The general strategy for solving polynomial inequalities is as follows:

1. Find the Roots: Set the polynomial expression equal to zero and solve for the roots. These roots are the points where the polynomial changes sign.
2. Create a Sign Chart: Draw a number line and mark the roots on it. These roots divide the number line into intervals.
3. Test Intervals: Choose a test value within each interval and plug it into the original polynomial inequality. Determine whether the polynomial is positive or negative in each interval.
4. Identify the Solution Set: Based on the sign chart, identify the intervals that satisfy the inequality. Remember to consider whether the endpoints (roots) are included in the solution set based on the inequality symbol (>, <, ≥, ≤).

Systems of Inequalities

Just like we can have systems of equations, we can also have systems of inequalities. A system of inequalities consists of two or more inequalities involving the same variables. The solution to a system of inequalities is the set of all points that satisfy all the inequalities in the system.

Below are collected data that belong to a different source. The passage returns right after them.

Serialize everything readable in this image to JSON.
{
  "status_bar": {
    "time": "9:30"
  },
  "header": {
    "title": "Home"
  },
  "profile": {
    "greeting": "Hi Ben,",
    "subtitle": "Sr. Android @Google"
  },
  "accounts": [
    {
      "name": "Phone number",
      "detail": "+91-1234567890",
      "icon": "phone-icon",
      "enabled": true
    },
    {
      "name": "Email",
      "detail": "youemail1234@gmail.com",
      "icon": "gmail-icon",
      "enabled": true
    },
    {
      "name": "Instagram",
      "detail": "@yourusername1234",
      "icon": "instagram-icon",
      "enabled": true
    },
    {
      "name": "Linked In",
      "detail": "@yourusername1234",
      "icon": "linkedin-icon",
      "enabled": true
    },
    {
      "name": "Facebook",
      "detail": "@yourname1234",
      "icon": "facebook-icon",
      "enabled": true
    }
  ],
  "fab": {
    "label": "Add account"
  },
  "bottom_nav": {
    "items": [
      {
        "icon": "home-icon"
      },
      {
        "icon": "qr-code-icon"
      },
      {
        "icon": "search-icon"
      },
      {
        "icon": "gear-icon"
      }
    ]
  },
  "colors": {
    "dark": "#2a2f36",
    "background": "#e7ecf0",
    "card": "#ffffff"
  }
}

The most common way to solve systems of inequalities is graphically. To do this:

1. Graph Each Inequality: Graph each inequality on the same coordinate plane. Remember to use dashed lines for strict inequalities (>, <) and solid lines for inclusive inequalities (≥, ≤). Shade the region that satisfies each inequality.
2. Identify the Feasible Region: The feasible region is the region where the shaded areas of all the inequalities overlap. This region represents the solution set to the system of inequalities.
3. Find the Corner Points: The corner points of the feasible region are the points where the boundary lines intersect. These points are often important in optimization problems.

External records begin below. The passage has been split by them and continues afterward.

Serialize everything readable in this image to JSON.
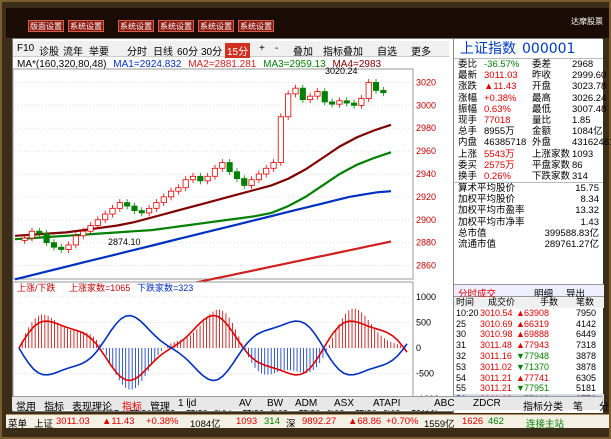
{
  "app": {
    "brand": "达摩股票",
    "top_buttons": [
      "版面设置",
      "系统设置",
      "系统设置",
      "系统设置",
      "系统设置",
      "系统设置"
    ]
  },
  "toolbar": {
    "f10": "F10",
    "diagnose": "诊股",
    "flow": "流年",
    "wheel": "举要",
    "periods": [
      "分时",
      "日线",
      "60分",
      "30分",
      "15分"
    ],
    "active_period": "15分",
    "plus": "+",
    "minus": "-",
    "overlay": "叠加",
    "indicator_overlay": "指标叠加",
    "self_select": "自选",
    "more": "更多"
  },
  "ma_legend": {
    "params": "MA*(160,320,80,48)",
    "ma1": "MA1=2924.832",
    "ma2": "MA2=2881.281",
    "ma3": "MA3=2959.13",
    "ma4": "MA4=2983"
  },
  "chart": {
    "high_label": "3020.24",
    "low_label": "2874.10",
    "price_axis": [
      "3020",
      "3000",
      "2980",
      "2960",
      "2940",
      "2920",
      "2900",
      "2880",
      "2860"
    ],
    "date_axis": [
      "8/29",
      "8/30",
      "11:30",
      "9/02",
      "11:30",
      "9/03",
      "11:30",
      "9/04",
      "11:30",
      "9/05",
      "11:30",
      "9/06",
      "11:30",
      "9/09"
    ],
    "sub_legend_prefix": "上涨/下跌",
    "sub_up": "上涨家数=1065",
    "sub_down": "下跌家数=323",
    "sub_axis": [
      "1000",
      "500",
      "0",
      "-500",
      "-1000"
    ],
    "time_label": "15分钟"
  },
  "chart_data": {
    "type": "line",
    "title": "",
    "price": [
      2884,
      2890,
      2888,
      2880,
      2876,
      2874,
      2878,
      2886,
      2890,
      2895,
      2900,
      2905,
      2910,
      2915,
      2912,
      2908,
      2906,
      2910,
      2915,
      2920,
      2925,
      2928,
      2935,
      2938,
      2934,
      2938,
      2945,
      2950,
      2942,
      2936,
      2930,
      2935,
      2940,
      2945,
      2950,
      2990,
      3010,
      3015,
      3005,
      3008,
      3012,
      3003,
      3001,
      3004,
      3002,
      3000,
      3006,
      3020,
      3013,
      3011
    ],
    "ma_series": [
      {
        "name": "MA1",
        "values": [
          2848,
          2851,
          2854,
          2857,
          2860,
          2863,
          2866,
          2869,
          2872,
          2875,
          2878,
          2881,
          2884,
          2887,
          2890,
          2893,
          2896,
          2899,
          2902,
          2905,
          2908,
          2911,
          2914,
          2917,
          2920,
          2922,
          2924,
          2925
        ]
      },
      {
        "name": "MA2",
        "values": [
          2845,
          2847,
          2849,
          2851,
          2853,
          2855,
          2857,
          2859,
          2861,
          2863,
          2865,
          2867,
          2869,
          2871,
          2873,
          2875,
          2877,
          2879,
          2881
        ]
      },
      {
        "name": "MA3",
        "values": [
          2883,
          2884,
          2885,
          2886,
          2887,
          2888,
          2889,
          2890,
          2891,
          2893,
          2895,
          2897,
          2899,
          2901,
          2903,
          2906,
          2912,
          2920,
          2930,
          2940,
          2948,
          2954,
          2959
        ]
      },
      {
        "name": "MA4",
        "values": [
          2886,
          2887,
          2888,
          2889,
          2891,
          2893,
          2895,
          2898,
          2902,
          2906,
          2910,
          2914,
          2918,
          2922,
          2926,
          2930,
          2936,
          2944,
          2954,
          2964,
          2972,
          2978,
          2983
        ]
      }
    ],
    "ylim": [
      2850,
      3030
    ]
  },
  "quote": {
    "name": "上证指数",
    "code": "000001",
    "rows": [
      {
        "l1": "委比",
        "v1": "-36.57%",
        "l2": "委差",
        "v2": "2968"
      },
      {
        "l1": "最新",
        "v1": "3011.03",
        "l2": "昨收",
        "v2": "2999.60"
      },
      {
        "l1": "涨跌",
        "v1": "▲11.43",
        "l2": "开盘",
        "v2": "3023.78"
      },
      {
        "l1": "涨幅",
        "v1": "+0.38%",
        "l2": "最高",
        "v2": "3026.24"
      },
      {
        "l1": "振幅",
        "v1": "0.63%",
        "l2": "最低",
        "v2": "3007.48"
      },
      {
        "l1": "现手",
        "v1": "77018",
        "l2": "量比",
        "v2": "1.85"
      },
      {
        "l1": "总手",
        "v1": "8955万",
        "l2": "金额",
        "v2": "1084亿"
      },
      {
        "l1": "内盘",
        "v1": "46385718",
        "l2": "外盘",
        "v2": "43162461"
      },
      {
        "l1": "上涨",
        "v1": "5543万",
        "l2": "上涨家数",
        "v2": "1093"
      },
      {
        "l1": "委买",
        "v1": "2575万",
        "l2": "平盘家数",
        "v2": "86"
      },
      {
        "l1": "换手",
        "v1": "0.26%",
        "l2": "下跌家数",
        "v2": "314"
      }
    ],
    "rows2": [
      {
        "l": "算术平均股价",
        "v": "15.75"
      },
      {
        "l": "加权平均股价",
        "v": "8.34"
      },
      {
        "l": "加权平均市盈率",
        "v": "13.32"
      },
      {
        "l": "加权平均市净率",
        "v": "1.43"
      },
      {
        "l": "总市值",
        "v": "399588.83亿"
      },
      {
        "l": "流通市值",
        "v": "289761.27亿"
      }
    ]
  },
  "trades": {
    "tabs": [
      "分时成交",
      "明细",
      "导出"
    ],
    "headers": [
      "时间",
      "成交价",
      "手数",
      "笔数"
    ],
    "rows": [
      {
        "t": "10:20",
        "p": "3010.54",
        "d": "▲",
        "v": "63908",
        "n": "7950"
      },
      {
        "t": "25",
        "p": "3010.69",
        "d": "▲",
        "v": "66319",
        "n": "4142"
      },
      {
        "t": "30",
        "p": "3010.98",
        "d": "▲",
        "v": "69888",
        "n": "6449"
      },
      {
        "t": "31",
        "p": "3011.48",
        "d": "▲",
        "v": "77943",
        "n": "7318"
      },
      {
        "t": "32",
        "p": "3011.16",
        "d": "▼",
        "v": "77948",
        "n": "3878"
      },
      {
        "t": "53",
        "p": "3011.02",
        "d": "▼",
        "v": "71370",
        "n": "3878"
      },
      {
        "t": "54",
        "p": "3011.21",
        "d": "▲",
        "v": "77741",
        "n": "6305"
      },
      {
        "t": "55",
        "p": "3011.21",
        "d": "▼",
        "v": "77951",
        "n": "5181"
      },
      {
        "t": "56",
        "p": "3011.03",
        "d": "▼",
        "v": "77018",
        "n": "3776"
      }
    ]
  },
  "bottom_tabs": [
    "常用",
    "指标",
    "表现理论",
    "指标",
    "管理",
    "1 ljd",
    "AV",
    "BW",
    "ADM",
    "ASX",
    "ATAPI",
    "ABC",
    "ZDCR",
    "指标分类",
    "笔",
    "分时",
    "短线"
  ],
  "status": {
    "index": "上证",
    "price": "3011.03",
    "chg": "▲11.43",
    "pct": "+0.38%",
    "amount": "1084亿",
    "up": "1093",
    "flat": "314",
    "idx2": "深",
    "price2": "9892.27",
    "chg2": "▲68.86",
    "pct2": "+0.70%",
    "amount2": "1559亿",
    "up2": "1626",
    "down2": "462",
    "connect": "连接主站",
    "menu": "菜单"
  }
}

Applications of Advanced Inequality Concepts

The concepts of compound inequalities, absolute value inequalities, polynomial inequalities, and systems of inequalities have wide-ranging applications in various fields:

• Optimization: Many optimization problems involve constraints that are expressed as inequalities. These inequalities define the feasible region within which the optimal solution must lie.
• Calculus: Inequalities play a crucial role in calculus, particularly in determining intervals of increasing/decreasing functions, concavity, and limits.
• Economics: Inequalities are used to model supply and demand, budget constraints, and other economic phenomena.
• Computer Science: Inequalities are used in algorithms and data structures, such as sorting and searching algorithms.

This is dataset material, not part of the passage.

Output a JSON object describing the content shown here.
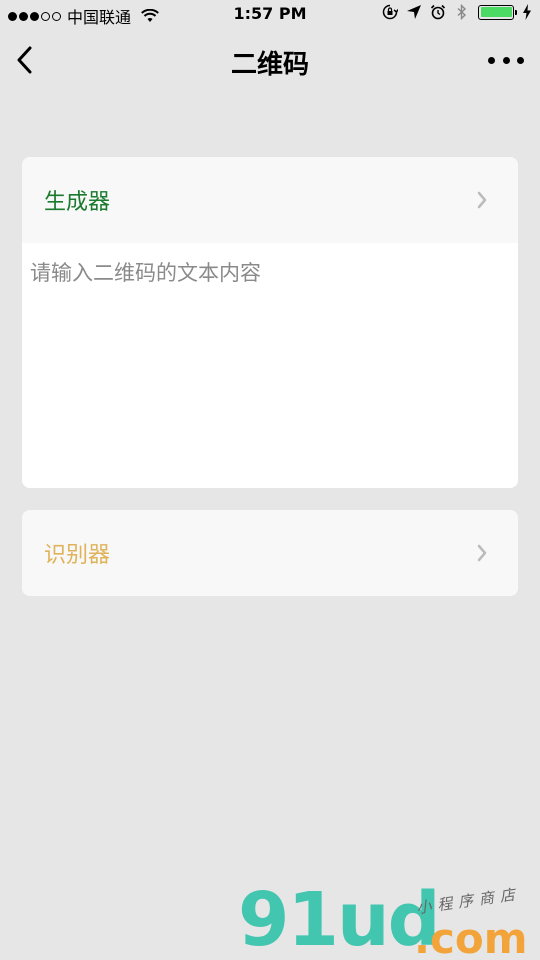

By mastering these advanced inequality concepts, you will be well-equipped to tackle a wide range of mathematical and real-world problems.

Conclusion

Solving the inequality (12x) ≤ -24 is a fundamental exercise that lays the groundwork for understanding more complex mathematical concepts. By mastering the properties of inequalities and the step-by-step approach to solving them, you can confidently tackle a wide range of problems. Remember to pay close attention to the rules for multiplying and dividing by negative numbers, and always check your solution to ensure accuracy. This comprehensive guide has equipped you with the knowledge and skills necessary to confidently solve inequalities and apply them in various contexts. Keep practicing and exploring, and you will continue to expand your mathematical abilities.